Vipshop Shrugs Off Slowing China Economy, Beats Estimates in Q3

    Chinese e-commerce company Vipshop beat Wall Street expectations in Q3 as it increased its customer base despite a slowing economy in China.
    Photo: Shutterstock
    Matthew LubinAuthor
      Published   in Finance

    Chinese online retailer Vipship Holdings Ltd. beat Wall Street expectations in the third quarter as it showed strength in China’s highly competitive e-commerce space. The question remains, however, whether the major discount e-tailer and its high-end online shop, VIPLux, can continue to grow as the Chinese economy shows signs of slowing down.

    The company reported revenue growth of 16.4 percent year-on-year to 2.6 billion (RMB 17.8 billion).

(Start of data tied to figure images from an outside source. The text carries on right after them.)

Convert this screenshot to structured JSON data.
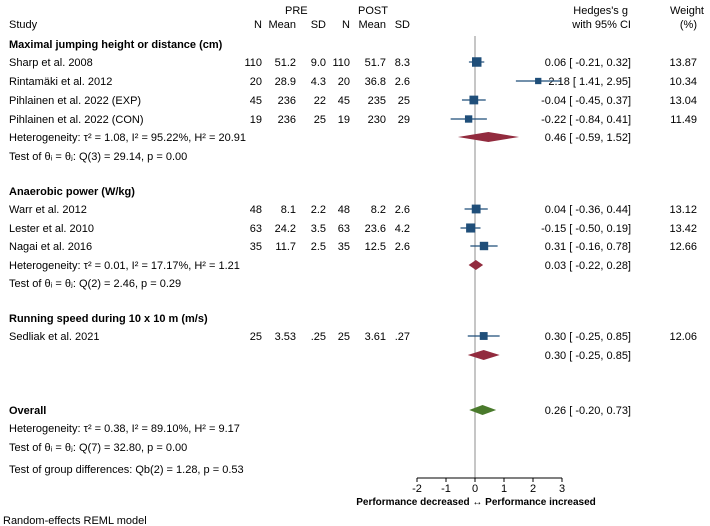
{
  "chart_data": {
    "type": "forest",
    "title": "",
    "headers": {
      "study": "Study",
      "pre": "PRE",
      "post": "POST",
      "n": "N",
      "mean": "Mean",
      "sd": "SD",
      "es_line1": "Hedges's g",
      "es_line2": "with 95% CI",
      "weight_line1": "Weight",
      "weight_line2": "(%)"
    },
    "groups": [
      {
        "title": "Maximal jumping height or distance (cm)",
        "studies": [
          {
            "study": "Sharp et al. 2008",
            "pre_n": "110",
            "pre_mean": "51.2",
            "pre_sd": "9.0",
            "post_n": "110",
            "post_mean": "51.7",
            "post_sd": "8.3",
            "g": 0.06,
            "lo": -0.21,
            "hi": 0.32,
            "ci_text": "0.06 [ -0.21, 0.32]",
            "weight": "13.87"
          },
          {
            "study": "Rintamäki et al. 2012",
            "pre_n": "20",
            "pre_mean": "28.9",
            "pre_sd": "4.3",
            "post_n": "20",
            "post_mean": "36.8",
            "post_sd": "2.6",
            "g": 2.18,
            "lo": 1.41,
            "hi": 2.95,
            "ci_text": "2.18 [  1.41, 2.95]",
            "weight": "10.34"
          },
          {
            "study": "Pihlainen et al. 2022 (EXP)",
            "pre_n": "45",
            "pre_mean": "236",
            "pre_sd": "22",
            "post_n": "45",
            "post_mean": "235",
            "post_sd": "25",
            "g": -0.04,
            "lo": -0.45,
            "hi": 0.37,
            "ci_text": "-0.04 [ -0.45, 0.37]",
            "weight": "13.04"
          },
          {
            "study": "Pihlainen et al. 2022 (CON)",
            "pre_n": "19",
            "pre_mean": "236",
            "pre_sd": "25",
            "post_n": "19",
            "post_mean": "230",
            "post_sd": "29",
            "g": -0.22,
            "lo": -0.84,
            "hi": 0.41,
            "ci_text": "-0.22 [ -0.84, 0.41]",
            "weight": "11.49"
          }
        ],
        "heterogeneity": "Heterogeneity: τ² = 1.08, I² = 95.22%, H² = 20.91",
        "test": "Test of θᵢ = θⱼ: Q(3) = 29.14, p = 0.00",
        "pooled": {
          "g": 0.46,
          "lo": -0.59,
          "hi": 1.52,
          "ci_text": "0.46 [ -0.59, 1.52]"
        }
      },
      {
        "title": "Anaerobic power (W/kg)",
        "studies": [
          {
            "study": "Warr et al. 2012",
            "pre_n": "48",
            "pre_mean": "8.1",
            "pre_sd": "2.2",
            "post_n": "48",
            "post_mean": "8.2",
            "post_sd": "2.6",
            "g": 0.04,
            "lo": -0.36,
            "hi": 0.44,
            "ci_text": "0.04 [ -0.36, 0.44]",
            "weight": "13.12"
          },
          {
            "study": "Lester et al. 2010",
            "pre_n": "63",
            "pre_mean": "24.2",
            "pre_sd": "3.5",
            "post_n": "63",
            "post_mean": "23.6",
            "post_sd": "4.2",
            "g": -0.15,
            "lo": -0.5,
            "hi": 0.19,
            "ci_text": "-0.15 [ -0.50, 0.19]",
            "weight": "13.42"
          },
          {
            "study": "Nagai et al. 2016",
            "pre_n": "35",
            "pre_mean": "11.7",
            "pre_sd": "2.5",
            "post_n": "35",
            "post_mean": "12.5",
            "post_sd": "2.6",
            "g": 0.31,
            "lo": -0.16,
            "hi": 0.78,
            "ci_text": "0.31 [ -0.16, 0.78]",
            "weight": "12.66"
          }
        ],
        "heterogeneity": "Heterogeneity: τ² = 0.01, I² = 17.17%, H² = 1.21",
        "test": "Test of θᵢ = θⱼ: Q(2) = 2.46, p = 0.29",
        "pooled": {
          "g": 0.03,
          "lo": -0.22,
          "hi": 0.28,
          "ci_text": "0.03 [ -0.22, 0.28]"
        }
      },
      {
        "title": "Running speed during 10 x 10 m (m/s)",
        "studies": [
          {
            "study": "Sedliak et al. 2021",
            "pre_n": "25",
            "pre_mean": "3.53",
            "pre_sd": ".25",
            "post_n": "25",
            "post_mean": "3.61",
            "post_sd": ".27",
            "g": 0.3,
            "lo": -0.25,
            "hi": 0.85,
            "ci_text": "0.30 [ -0.25, 0.85]",
            "weight": "12.06"
          }
        ],
        "heterogeneity": "",
        "test": "",
        "pooled": {
          "g": 0.3,
          "lo": -0.25,
          "hi": 0.85,
          "ci_text": "0.30 [ -0.25, 0.85]"
        }
      }
    ],
    "overall": {
      "title": "Overall",
      "g": 0.26,
      "lo": -0.2,
      "hi": 0.73,
      "ci_text": "0.26 [ -0.20, 0.73]",
      "heterogeneity": "Heterogeneity: τ² = 0.38, I² = 89.10%, H² = 9.17",
      "test": "Test of θᵢ = θⱼ: Q(7) = 32.80, p = 0.00",
      "group_test": "Test of group differences: Qb(2) = 1.28, p = 0.53"
    },
    "x_axis": {
      "ticks": [
        -2,
        -1,
        0,
        1,
        2,
        3
      ],
      "range": [
        -2,
        3
      ],
      "label": "Performance decreased ↔ Performance increased"
    },
    "model_note": "Random-effects REML model",
    "colors": {
      "study_marker": "#1f4e79",
      "subgroup_diamond": "#922b3e",
      "overall_diamond": "#4a7a2c",
      "ci_line": "#1f4e79",
      "ref_line": "#8c8c8c"
    }
  }
}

While that figure shows slowing sales growth for the company, it met Vipshop’s August guidance of 13-18 percent growth and beat analysts’ forecasts.

    Vipshop’s revenue growth can be partly attributed to the 11 percent year-on-year growth in active users, which totaled 25.6 million as of the end of the third quarter. The company also saw a 29 percent increase in order volume in the quarter.

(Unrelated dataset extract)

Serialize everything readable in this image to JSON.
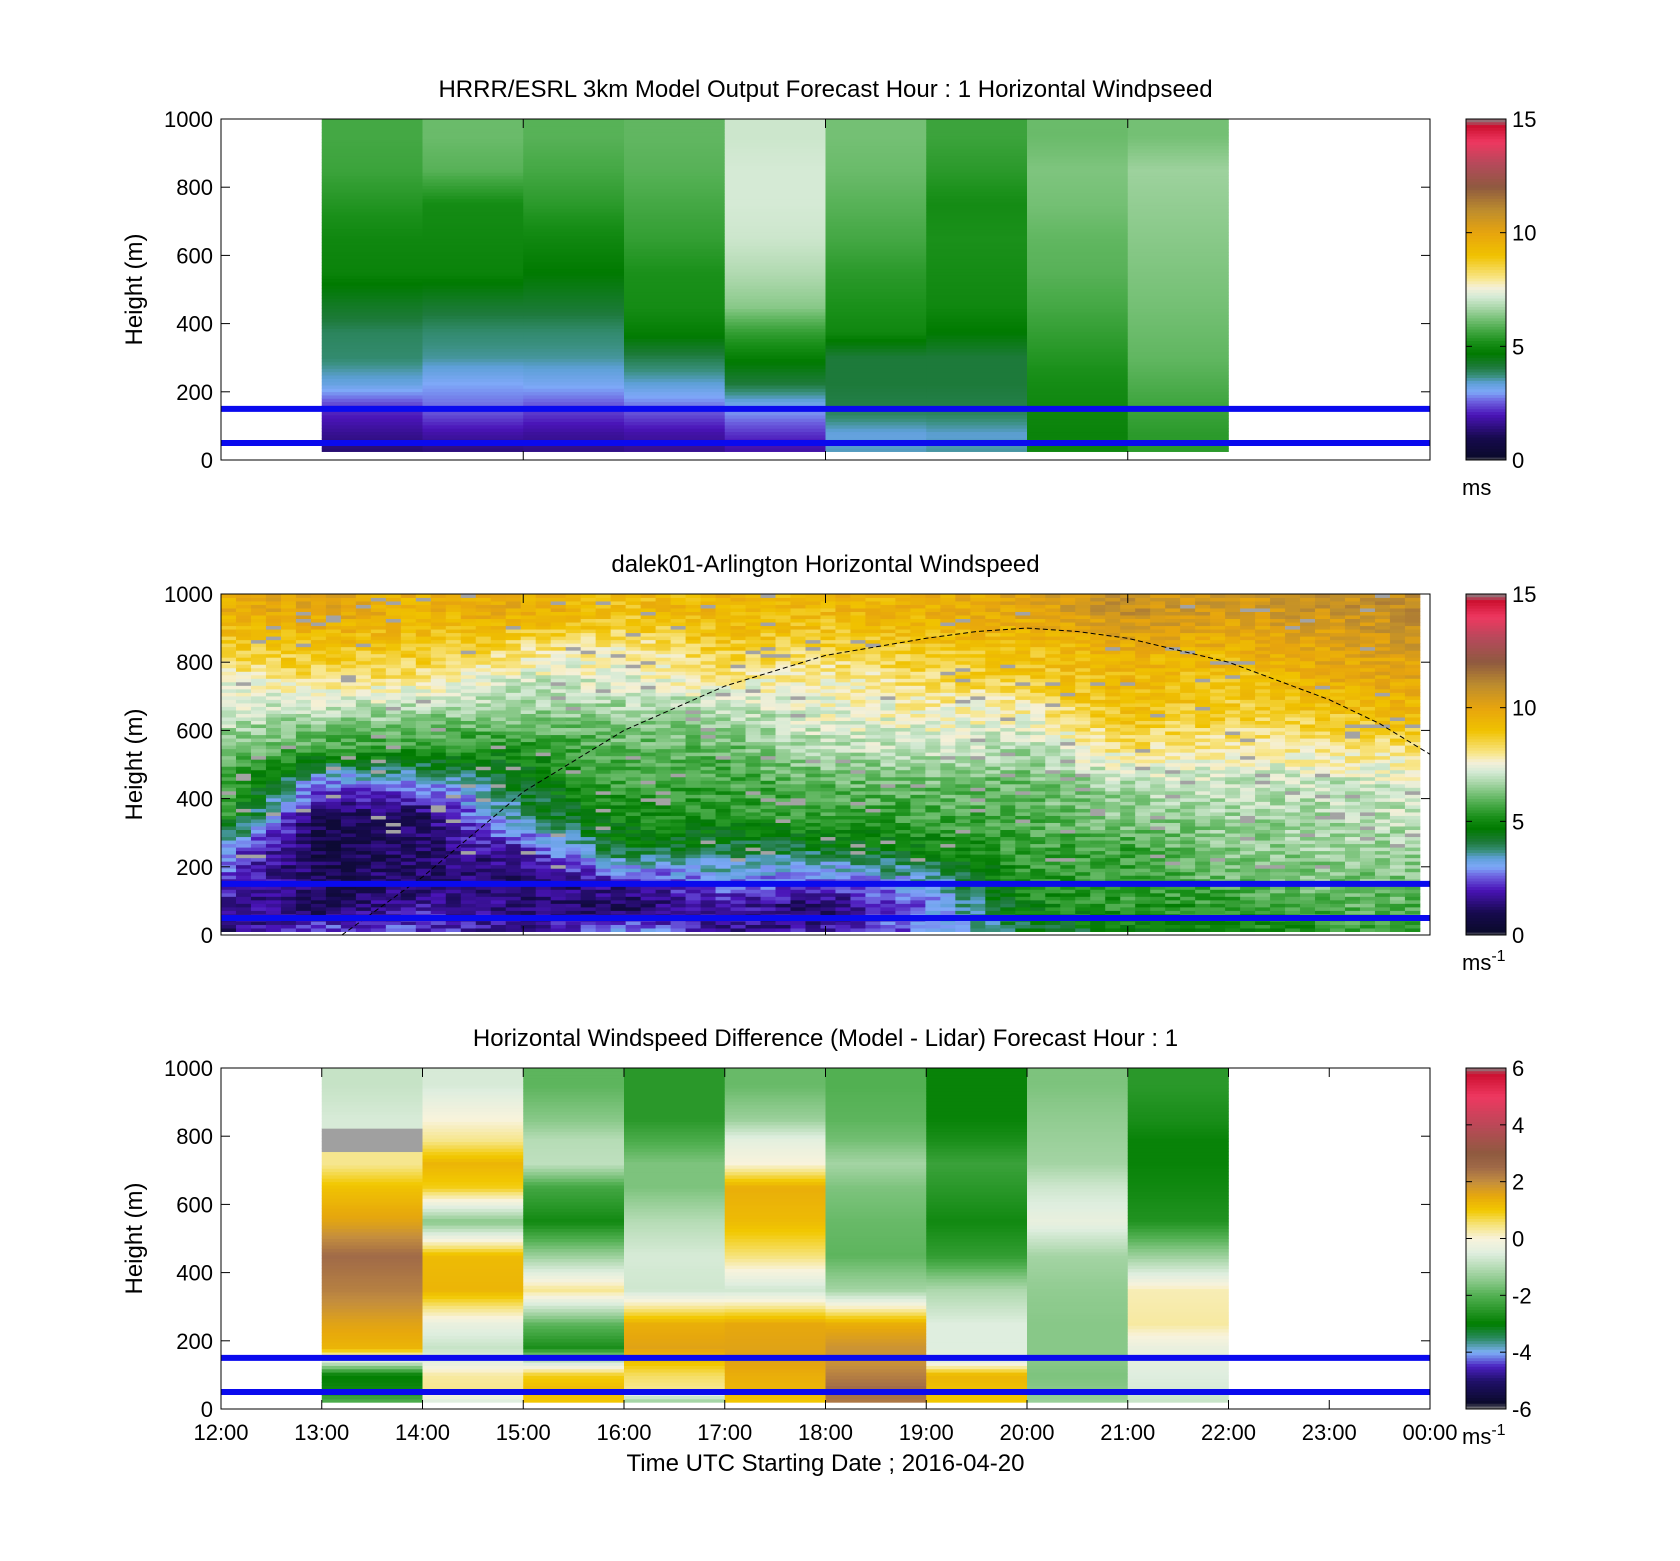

    The mismatch between order volume and revenue growth may concern some investors, however, as it indicates the company is offering greater discounts. Vipshop added that overall spending per customer increased 5 percent from the previous year.

    Another bright spot for the company is that it reported there are 2.3 million customers enrolled in Vipshop's Super VIP Paid Membership Program, up 21 percent from the previous quarter. The program gives customers early and exclusive access to sales, special discounts, as well as free shipping and returns.

    Meanwhile, as adjusted earnings per share declined more than 10 percent from the previous year, it still beat Wall Street forecasts. The company had missed analysts’ estimates in the previous two quarters.

    Vipshop noted that it plans to grow its customer base while retaining its repeat customers, which accounted for 96 percent of orders in the quarter. It will also expand the brands and products it offers, particularly international brands that are in higher demand in China. The brand expansion, including luxury labels, has been part of the company's strategy since last year.

    The company cautioned that it expects decelerating growth to continue and again guided for 8-13 percent revenue growth for the fourth quarter. The results may hinge on the Chinese government supporting e-commerce in the face of a continued trade war with the U.S. that has put more pressure on an already slowing economy.

    While U.S. markets opened lower on Thursday, shares of Vipshop on the New York Stock Exchange were up over 8 percent at midday. The stock is still trading significantly below its 52-week high of 19.14 following a precipitous fall since February.